Pengaruh Konsentrasi Kopi Robusta (Coffea canephora) Sebagai Bahan Marinasi Terhadap Karakteristik Daging Sapi
Abstract
This study was aimed to determine the effect of the concentration of robusta coffee as a marinating material on the characteristics of beef and to determine the right concentration of robusta coffee as a marinating material to produce beef with the best characteristics. This study used a complete randomized design with treatment with the addition of robusta coffee concentration towards beef that consists of 5 levels namely 0%, 20%, 40%, 60%, and 80%. The treatment was repeated 3 times to obtain 15 experimental units.
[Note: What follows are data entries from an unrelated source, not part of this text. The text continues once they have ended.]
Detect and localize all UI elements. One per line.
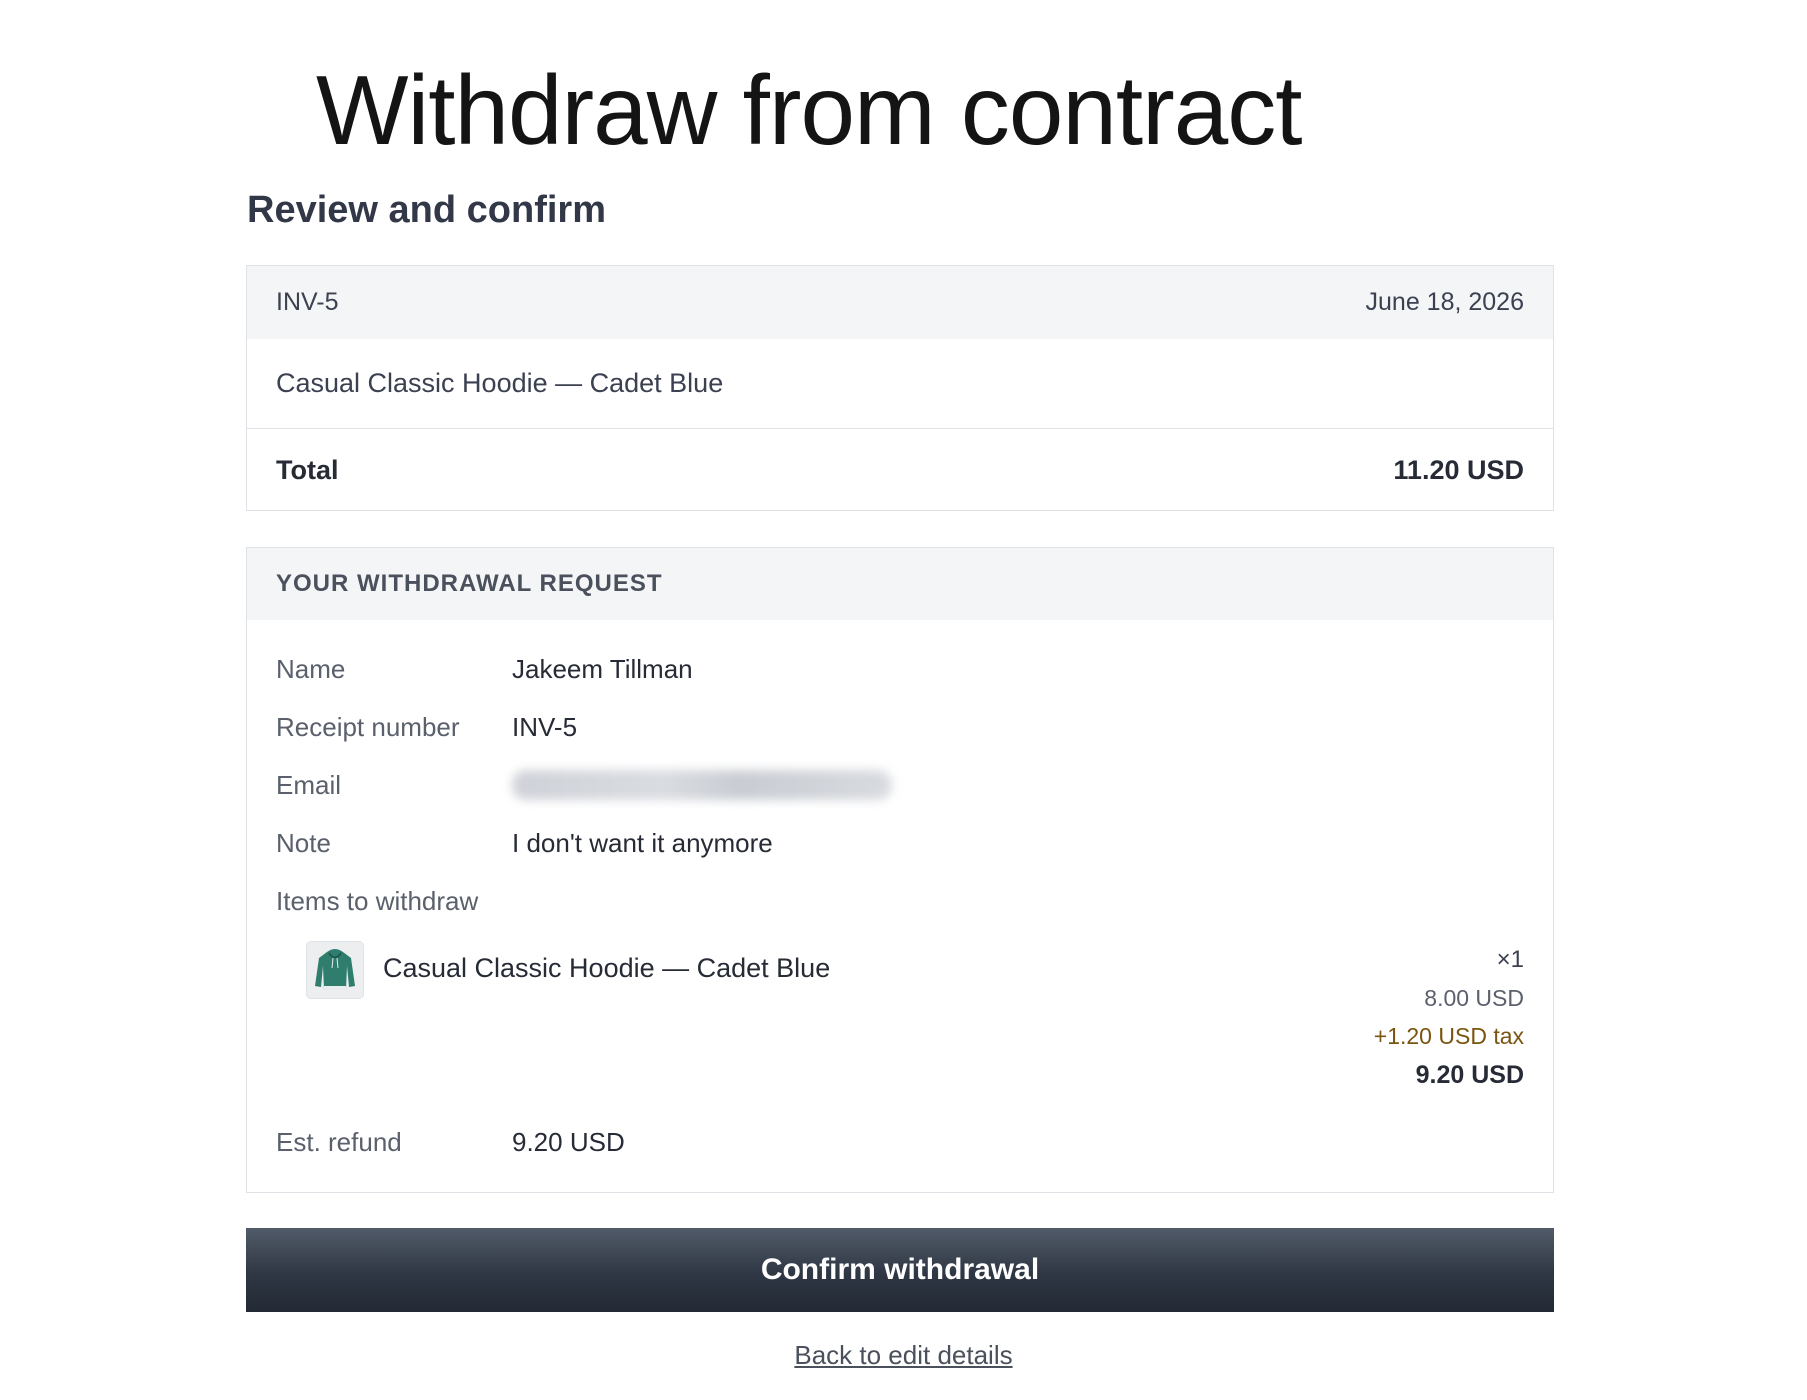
refund-value: 9.20 USD	[512, 1127, 625, 1157]
order-total-label: Total	[276, 454, 339, 485]
withdraw-item-prices: ×1 8.00 USD +1.20 USD tax 9.20 USD	[1374, 941, 1524, 1095]
email-value-redacted	[512, 768, 892, 808]
page-title: Withdraw from contract	[316, 55, 1302, 165]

The data obtained were analyzed by variance and if the treatment had a significant effect then it was followed by the Duncan's Multiple Range Test (DMRT). The results of this research showed that concentration of robusta coffee as a marinating material had a significant effect (P<0,05) on moisture content, protein content, pH score, water holding capacity (WHC), texture (hardness), hedonic test (color, aroma, texture, flavor, and overall acceptance) and scoring test (aroma and texture). The concentration of 80% robusta coffee as a marinating material towards beef had the best characteristics with 77.16% moisture content, 21.45% protein content, 5.67 pH content, 32.70% water holding capacity, 8.36N texture (hardness), color was neutral, preferred aroma strong was rather liked, preferred texture rather firm was rather liked, preferred flavor was neutral, and overall acceptance was neutral.